Some things just get better with age — fine wine, a chunk of bleu cheese. And with the right vision and planning, a shopping mall.
That’s been the case for the Mall in Columbia, said many patrons Tuesday as they bustled from store to store and enjoyed the day-long festivities honoring the mall’s 40th anniversary. The activities — which included a fashion show and an outdoor “birthday party” complete with cupcakes and paper hats — were about commemorating the past four decades of retail success, but for many, the occasion prompted a look to the future.
The mall has been integral to the Columbia community since it opened Aug. 2, 1971, said shoppers and storeowners who’ve been along for the ride. And as Howard County moves forward with its 30-year master plan to revitalize the downtown area, officials predict the mall will continue to be a regional centerpiece that invigorates commercial activity in a family-oriented yet trendy environment.
When The Rouse Co. completed what was then a two-story, 640,000-square-foot shopping mall, the firm envisioned it would be the “Main Street” of Columbia, said Randy Brooks, owner of Edward Arthur Jewelers, the only store in the mall that’s been there since opening day.
Now 40 years later, as young patrons enjoyed the festivities alongside older loyal customers, Brooks said he thinks that dream has come true. It’s now 1.4 million square feet, with shops such as the Apple store that didn’t even exist in the early days. Many people said it’s not only become the go-to place for shopping, dining and entertainment, but it’s emerged as a primary social hub.

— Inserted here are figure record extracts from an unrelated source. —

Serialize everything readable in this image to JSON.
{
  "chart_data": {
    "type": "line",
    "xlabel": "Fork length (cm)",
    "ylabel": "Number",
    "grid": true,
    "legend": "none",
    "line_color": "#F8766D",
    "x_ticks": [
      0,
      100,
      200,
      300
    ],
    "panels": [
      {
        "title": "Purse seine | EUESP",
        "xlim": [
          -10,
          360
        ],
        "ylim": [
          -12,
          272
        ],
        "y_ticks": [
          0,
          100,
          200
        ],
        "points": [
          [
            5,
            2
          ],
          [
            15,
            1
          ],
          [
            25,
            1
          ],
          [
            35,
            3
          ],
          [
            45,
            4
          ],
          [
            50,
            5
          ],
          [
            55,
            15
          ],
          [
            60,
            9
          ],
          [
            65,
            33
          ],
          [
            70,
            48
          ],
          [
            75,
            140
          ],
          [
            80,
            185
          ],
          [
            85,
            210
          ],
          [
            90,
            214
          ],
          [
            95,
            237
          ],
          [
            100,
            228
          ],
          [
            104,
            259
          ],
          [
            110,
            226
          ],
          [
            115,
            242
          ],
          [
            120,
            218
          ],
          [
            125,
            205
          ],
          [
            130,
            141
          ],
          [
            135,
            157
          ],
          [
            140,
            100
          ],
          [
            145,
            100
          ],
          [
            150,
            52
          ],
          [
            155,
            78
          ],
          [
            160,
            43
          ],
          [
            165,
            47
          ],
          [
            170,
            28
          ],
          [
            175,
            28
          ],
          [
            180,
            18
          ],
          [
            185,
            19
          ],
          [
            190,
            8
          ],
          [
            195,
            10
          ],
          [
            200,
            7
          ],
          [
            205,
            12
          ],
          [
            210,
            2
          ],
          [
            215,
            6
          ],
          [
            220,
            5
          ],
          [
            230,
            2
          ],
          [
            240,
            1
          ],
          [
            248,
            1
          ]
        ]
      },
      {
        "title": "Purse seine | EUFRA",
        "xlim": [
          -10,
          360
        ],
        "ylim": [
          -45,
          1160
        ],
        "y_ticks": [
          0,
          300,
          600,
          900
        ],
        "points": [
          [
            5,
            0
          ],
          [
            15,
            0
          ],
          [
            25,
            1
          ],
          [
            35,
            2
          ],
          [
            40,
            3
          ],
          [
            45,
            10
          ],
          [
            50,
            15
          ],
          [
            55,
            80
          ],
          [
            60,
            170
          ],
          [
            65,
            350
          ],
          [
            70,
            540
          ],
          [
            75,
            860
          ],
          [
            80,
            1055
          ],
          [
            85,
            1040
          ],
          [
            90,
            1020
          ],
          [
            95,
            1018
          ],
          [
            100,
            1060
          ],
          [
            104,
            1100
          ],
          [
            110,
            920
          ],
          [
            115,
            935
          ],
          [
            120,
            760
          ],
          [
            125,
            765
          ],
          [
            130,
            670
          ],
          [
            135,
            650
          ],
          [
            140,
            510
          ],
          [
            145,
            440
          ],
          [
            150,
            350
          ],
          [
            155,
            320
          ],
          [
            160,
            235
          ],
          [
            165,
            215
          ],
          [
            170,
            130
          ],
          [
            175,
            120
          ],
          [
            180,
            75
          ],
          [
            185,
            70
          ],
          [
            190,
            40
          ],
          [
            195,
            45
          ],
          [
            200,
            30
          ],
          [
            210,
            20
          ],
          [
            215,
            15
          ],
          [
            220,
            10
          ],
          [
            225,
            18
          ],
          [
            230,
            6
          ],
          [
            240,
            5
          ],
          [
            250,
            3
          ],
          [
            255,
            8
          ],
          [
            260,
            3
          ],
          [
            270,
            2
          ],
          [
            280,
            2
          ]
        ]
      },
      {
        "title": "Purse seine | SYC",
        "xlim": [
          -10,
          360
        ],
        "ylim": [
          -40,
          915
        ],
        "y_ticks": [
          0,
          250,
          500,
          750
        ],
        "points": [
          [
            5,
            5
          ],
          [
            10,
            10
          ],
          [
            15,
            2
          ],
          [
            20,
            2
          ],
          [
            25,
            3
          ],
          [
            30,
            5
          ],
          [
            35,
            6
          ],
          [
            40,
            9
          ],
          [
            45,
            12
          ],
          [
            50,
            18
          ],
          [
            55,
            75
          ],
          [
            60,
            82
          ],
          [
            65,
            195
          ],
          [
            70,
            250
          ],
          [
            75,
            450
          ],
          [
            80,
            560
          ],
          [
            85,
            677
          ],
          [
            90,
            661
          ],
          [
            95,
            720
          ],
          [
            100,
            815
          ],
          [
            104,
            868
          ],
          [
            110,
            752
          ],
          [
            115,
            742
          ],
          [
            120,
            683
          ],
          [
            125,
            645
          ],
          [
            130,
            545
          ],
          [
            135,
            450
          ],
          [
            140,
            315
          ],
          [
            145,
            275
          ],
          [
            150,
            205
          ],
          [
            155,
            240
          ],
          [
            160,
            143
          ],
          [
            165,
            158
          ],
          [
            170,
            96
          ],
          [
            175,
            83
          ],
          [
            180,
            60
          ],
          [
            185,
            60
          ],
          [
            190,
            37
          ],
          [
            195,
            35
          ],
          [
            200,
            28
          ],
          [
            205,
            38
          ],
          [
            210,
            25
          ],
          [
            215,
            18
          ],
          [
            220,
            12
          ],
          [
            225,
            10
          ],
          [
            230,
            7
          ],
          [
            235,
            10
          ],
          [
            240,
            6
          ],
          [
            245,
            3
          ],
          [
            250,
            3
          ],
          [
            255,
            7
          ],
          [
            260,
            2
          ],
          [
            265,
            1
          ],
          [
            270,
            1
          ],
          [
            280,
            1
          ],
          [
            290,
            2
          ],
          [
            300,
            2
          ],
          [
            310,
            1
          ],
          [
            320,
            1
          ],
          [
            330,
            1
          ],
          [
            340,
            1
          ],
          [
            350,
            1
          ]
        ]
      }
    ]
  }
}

Carolyn Morgan, 37, said she’s been coming for years, and thinks the mall unites the community even more as more establishments are added, particularly a 1999 renovation that added multiple restaurants and an AMC movie theater in an outdoor plaza.
“What I like is that it’s still here,” said Morgan, who lives in Columbia. “Some malls, they close or they close major department stores. …There’s always people here, definitely to shop and also just to come and meet even if it’s to go to The Cheesecake Factory and then come back in and shop.”
Added Senior General Manager Katie Essing: “I think this mall will continue to do well. It’s got a very strong customer base and we’ll just see as this — it’s a very conceptual plan— evolves, how the mall will partner in.”
The master plan, which was approved by the Howard County Council in February 2010, would add about 13 million square feet of retail, commercial, residential, hotel and cultural development to downtown Columbia.
John DeWolfe, the senior vice president for the Howard Hughes Corp., which is leading the revitalization, has said that the plans will focus primarily on the mall and Merriweather Post Pavilion, a music venue nearby. DeWolfe and other Howard Hughes executives were not available for comment Tuesday.
In March, the County Council passed a set of design guidelines that address everything about living in the area. Howard Hughes Corp., a spinoff of General Growth Properties Inc., wants to make downtown more pedestrian-friendly, implement other environmentally conscious measures and expand the type of living options available, all while keeping an eye on preserving Columbia’s history. General Growth, a Chicago-based real estate investment trust, still owns the mall.
“You have to continue to evolve, which is what [the developers] are trying to do,” Brooks said. “I think they’re being very careful to keep the balance between this being a Main Street and the center of the community – and not just becoming another shopping district.”
Though there’s been some speculation about whether the mall’s role will be diminished as more retail space is added, most shoppers Tuesday said they don’t expect the mall to be left behind.
It’s “always kept pace with what the community and society is looking for,” and will continue to do so, Brooks said.
“I think it’ll be great,” Morgan said. “It’ll bring more people to the area, and more residential spaces will definitely bring in more business,” she said. “Bringing more people to Columbia is always a good thing.”
The mall’s broad customer base was highlighted Tuesday by the variety of patrons in the crowd outdoors, where officials passed out free munchies and giveaways and a disc jockey blasted feel-good music. Debbie Aldridge of Odenton, whose daughter, Taylor, got her face painted at one of the tents outside, said she wasn’t expecting the celebration but appreciated the community involvement it fostered.
Sydney Phillips, 18, said she visits the mall weekly and enjoys bringing groups of friends to the movie theater and restaurants as well as the indoor stores.
“It’s really easy to make a day out of it, and it’s really family-oriented, too,” Phillips said. “Whenever someone talks about going to the mall, it’s always Columbia Mall.”